Published December 30. 2013 4:24PM Updated December 30. 2013 11:54PM
Hartford — Some Connecticut officials on Monday hailed the coming increase in the state’s minimum wage as a step toward possibly requiring a so-called living wage in the state.
During a state Capitol news conference to remind residents the minimum wage will rise Wednesday, state Sen. Catherine Osten, a Democrat from Sprague, said the impending increase “is just a beginning step for us to get low-wage workers to a living wage.”
The wage rate will go from $8.25 to $8.70 per hour next year and to $9 an hour on Jan. 1, 2015. After the news conference, Osten said she would ultimately like to see a $15-an-hour wage in place for people who need to financially support themselves and their families. She acknowledged that level isn’t necessary for everyone.
“I don’t think high school students working for gas money need to have a family-supporting wage,” said Osten.
Department of Labor Commissioner Sharon Palmer agreed that more needs to be done to increase wages for people trying to support themselves and their families on minimum-wage jobs in Connecticut.
“We should make every effort that we can to begin to get them toward a living wage. That’s what they need,” Palmer said, adding, “let’s hope we can continue that effort.”

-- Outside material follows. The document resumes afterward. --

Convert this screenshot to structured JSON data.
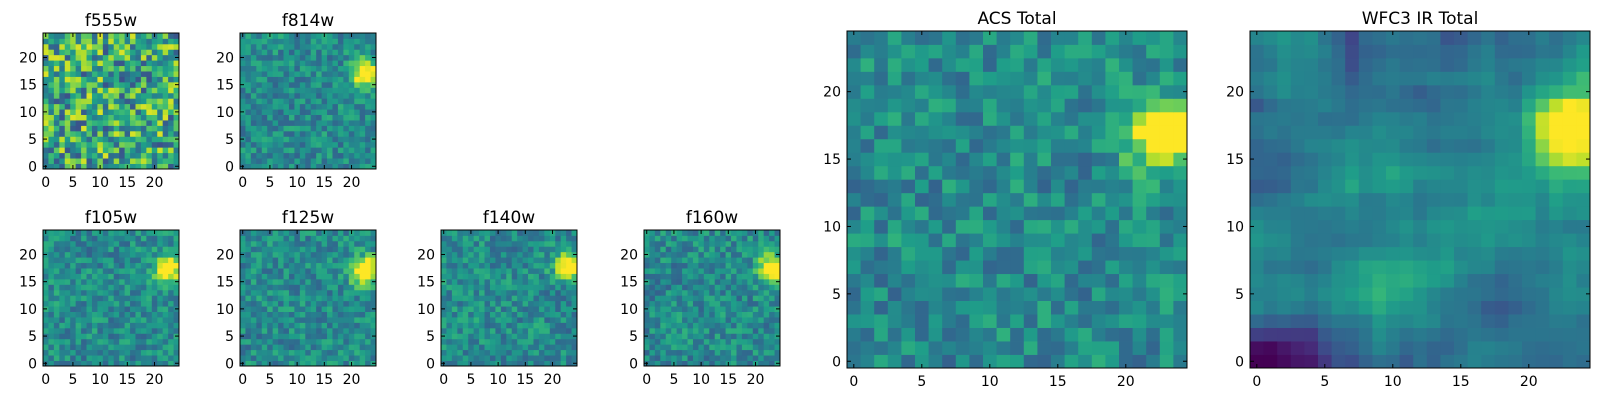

Connecticut and 12 other states — Arizona, Colorado, Florida, Missouri, Montana, New Jersey, New York, Ohio, Oregon, Rhode Island, Vermont and Washington — are scheduled to raise their minimum wages on New Year’s Day, affecting more than 2.5 million workers, according to the National Employment Law Project. In Connecticut, Gov. Dannel P. Malloy estimated 70,000 to 90,000 of the state’s 1.7 million-member workforce will be affected.
Of those 13 states, the National Employment Law Project said three will have minimum wages higher than Connecticut’s on Jan. 1: Washington at $9.32 an hour, Oregon at $9.10 and Vermont at $8.73.
Andrew Markowski, the Connecticut director of the National Federation of Independent Business, said he’s not surprised there’s interest in raising the state’s minimum beyond $9.
“We’ve heard it over the years from advocates. But if the state of Connecticut really wants to focus on improving the quality of life for employees and their families, then artificially raising wages on employers is not the way to go,” he said. “What the state needs is comprehensive tax reform, fewer regulations and mandates on employers and lower energy costs. These are all of the things that are making Connecticut uncompetitive right now.”
Malloy made a point on Monday to say that Connecticut was taking a “balanced approach” to helping workers without adversely impacting the businesses community by spreading out the increase over two years. When asked about what he thought a living wage would be in Connecticut, Malloy didn’t provide a figure, saying there is disagreement on how it should be calculated and how it can depend on whether someone has children.
“We need to be about the business of raising wages, generally speaking, and certainly raising the minimum wage,” said Malloy, adding how he supports increasing the federal minimum wage of $7.25 an hour to $10.
But Markowski stressed that higher minimum wages ultimately lead to higher costs for businesses owners, who now have to spend more in workers compensation, unemployment and Social Security payments. Besides that, he said business owners also have to worry about higher health insurance costs.
“It’s just that constant compounding effect,” he said.